Os dois jovens cumprimentaram, um a um.
Liu Shi apenas assentiu e os convidou a entrar.
Wen Xi observava tudo de trás, sentindo que algo estava estranho.
A senhora mais velha deveria ser mais velha que sua avó, e já ter filhos, mas os dois jovens que a acompanhavam pareciam muito mais jovens do que seu pai. A jovem tia parecia ainda solteira. Quem leva uma filha solteira para visitar parentes?
Lin Hui estava ocupada na cozinha, enquanto Liu Shi conversava com os visitantes no quarto.

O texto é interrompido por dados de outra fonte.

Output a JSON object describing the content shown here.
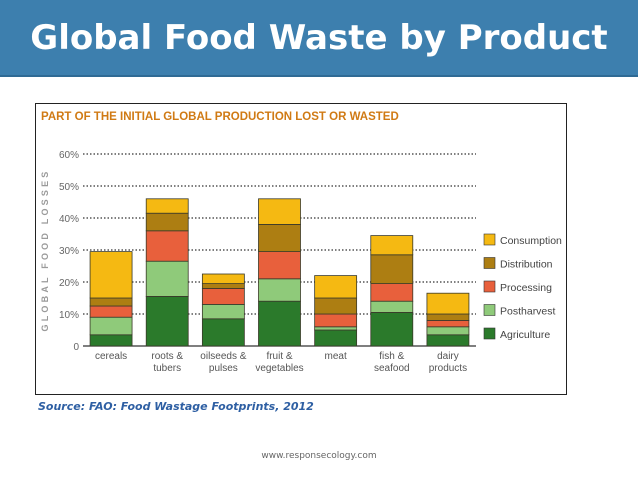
{
  "slide": {
    "title": "Global Food Waste by Product",
    "source": "Source: FAO: Food Wastage Footprints, 2012",
    "footer": "www.responsecology.com"
  },
  "chart_data": {
    "type": "stacked-bar",
    "title": "PART OF THE INITIAL GLOBAL PRODUCTION LOST OR WASTED",
    "ylabel": "GLOBAL FOOD LOSSES",
    "xlabel": "",
    "ylim": [
      0,
      60
    ],
    "yticks": [
      0,
      10,
      20,
      30,
      40,
      50,
      60
    ],
    "ytick_labels": [
      "0",
      "10%",
      "20%",
      "30%",
      "40%",
      "50%",
      "60%"
    ],
    "categories": [
      [
        "cereals"
      ],
      [
        "roots &",
        "tubers"
      ],
      [
        "oilseeds &",
        "pulses"
      ],
      [
        "fruit &",
        "vegetables"
      ],
      [
        "meat"
      ],
      [
        "fish &",
        "seafood"
      ],
      [
        "dairy",
        "products"
      ]
    ],
    "series": [
      {
        "name": "Agriculture",
        "color": "#2b7a2b",
        "values": [
          3.5,
          15.5,
          8.5,
          14,
          5,
          10.5,
          3.5
        ]
      },
      {
        "name": "Postharvest",
        "color": "#8fca7a",
        "values": [
          5.5,
          11,
          4.5,
          7,
          1,
          3.5,
          2.5
        ]
      },
      {
        "name": "Processing",
        "color": "#e8603c",
        "values": [
          3.5,
          9.5,
          5,
          8.5,
          4,
          5.5,
          2
        ]
      },
      {
        "name": "Distribution",
        "color": "#ad7e12",
        "values": [
          2.5,
          5.5,
          1.5,
          8.5,
          5,
          9,
          2
        ]
      },
      {
        "name": "Consumption",
        "color": "#f5b912",
        "values": [
          14.5,
          4.5,
          3,
          8,
          7,
          6,
          6.5
        ]
      }
    ],
    "legend": "right",
    "grid": "dotted-horizontal",
    "title_color": "#d07a14"
  }
}
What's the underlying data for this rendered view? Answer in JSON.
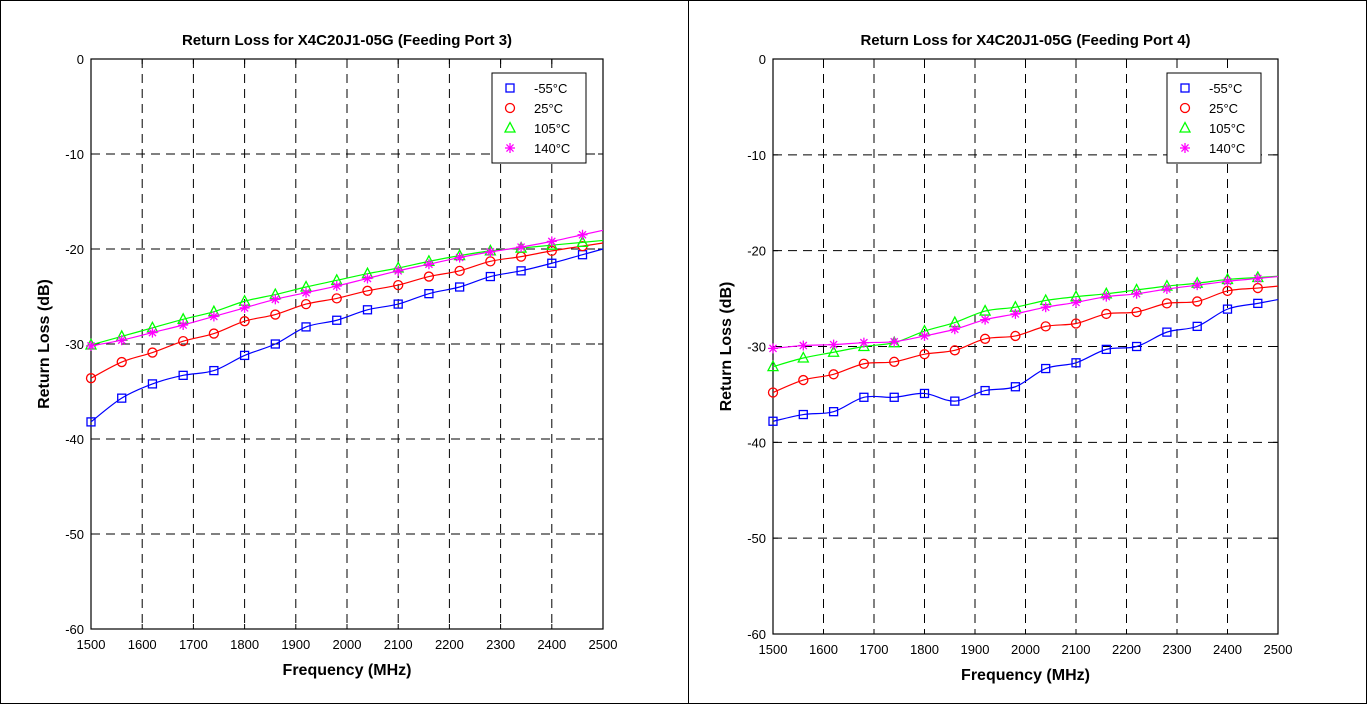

Lin Hui tirou a carne que Wen Xi havia comprado ontem, preparando carne cozida com molho e alguns legumes.
Wen Xi ajudava ao lado do fogão.
— Mãe, você já viu essa tia-avó e seus tios antes? — perguntou.
— Não, só conheci seu tio mais velho. Não sei por que ele não veio desta vez — Lin Hui respondeu, cortando a carne para tirar a espuma. Nesse momento, uma figura elegante entrou, sorrindo.
— Cunhada, deixe-me ajudar! — disse Zhao Xiaofang.
— Não precisa, eu já estou acostumada com o trabalho, você ainda não está casada, não precisa fazer essas coisas — Lin Hui disse rapidamente — O fogão é cheio de fumaça, é melhor você sair.
Zhao Xiaofang se despediu com educação e saiu. Lin Hui continuou falando enquanto trabalhava:
— A família Zhao é famosa na vila por sua riqueza. Uma moça de uma família assim não deveria estar trabalhando na nossa casa, ou vão dizer que somos mal-educados.
Wen Xi não sabia da situação da família Zhao, mas ao ouvir Lin Hui, entendeu que algo havia acontecido e que a tia-avó trouxera os parentes para se refugiar ali.
Parecia que não era apenas para se aproveitar; eles pretendiam ficar por algum tempo.
Isso tornaria as cerimônias religiosas bastante complicadas.
Wen Xi levou um pouco de água morna para eles, enquanto a senhora mais velha falava gesticulando sobre a grandiosidade da casa onde morava antes e quantas criadas tinha para servir.
Liu Shi apenas ouvia, com expressão neutra, respondendo às vezes.
Ao ver Wen Xi chegando com a água, apressou-se a pedir que lhe servisse um copo.
Depois de tanto falar, já estava com a boca seca.
— Ai, não é por nada, mas só água pura? Nem um restinho de chá? — a senhora bebeu tudo rapidamente e pediu outra dose.
O chá era uma raridade naquele lugar; mesmo o mais comum custava uma boa quantia, e o melhor era ainda mais caro.
Famílias pobres como a dos Wen não compravam chá para receber visitas.
Até a casa do chefe da vila não tinha.
— Nossa família não é como a Zhao, não temos essas frescuras — disse Liu Shi, tomando um gole. — Aqui, no campo, não temos essas exigências de gente rica.
Wen Xi nunca tinha visto sua avó daquele jeito. Desde que havia reencarnado, Liu Shi sempre tratara ela e Wen Tao com carinho, nunca com palavras tão cortantes, especialmente para a própria irmã.
A senhora mais velha percebeu a atitude da irmã, queria responder à altura, mas não podia, pois ainda teria que contar com a família Wen no futuro.
Seu pescoço ficou vermelho de raiva.
Nesse momento, Zhao Hu puxou a cortina da porta e entrou.
Wen Xi examinou o tio pela primeira vez.
Ele tinha o rosto pálido, corpo magro, olhos com um leve tom de hematoma, e não herdara a dureza da irmã mais velha, mas seus olhos inquietos denunciavam alguém inquieto e imprevisível.
Ignorando a conversa, Wen Xi levou Wen Tao para brincar no quintal.
Nesse instante, Wen Danian e Wen Kang voltaram do campo carregando enxadas.
Wen Tao viu e, animado, correu com suas perninhas curtas para abraçar Wen Kang, sem perceber uma figura que se aproximava pela lateral.
— Ai! — Zhao Xiaofang caiu no chão, derrubada por Wen Tao.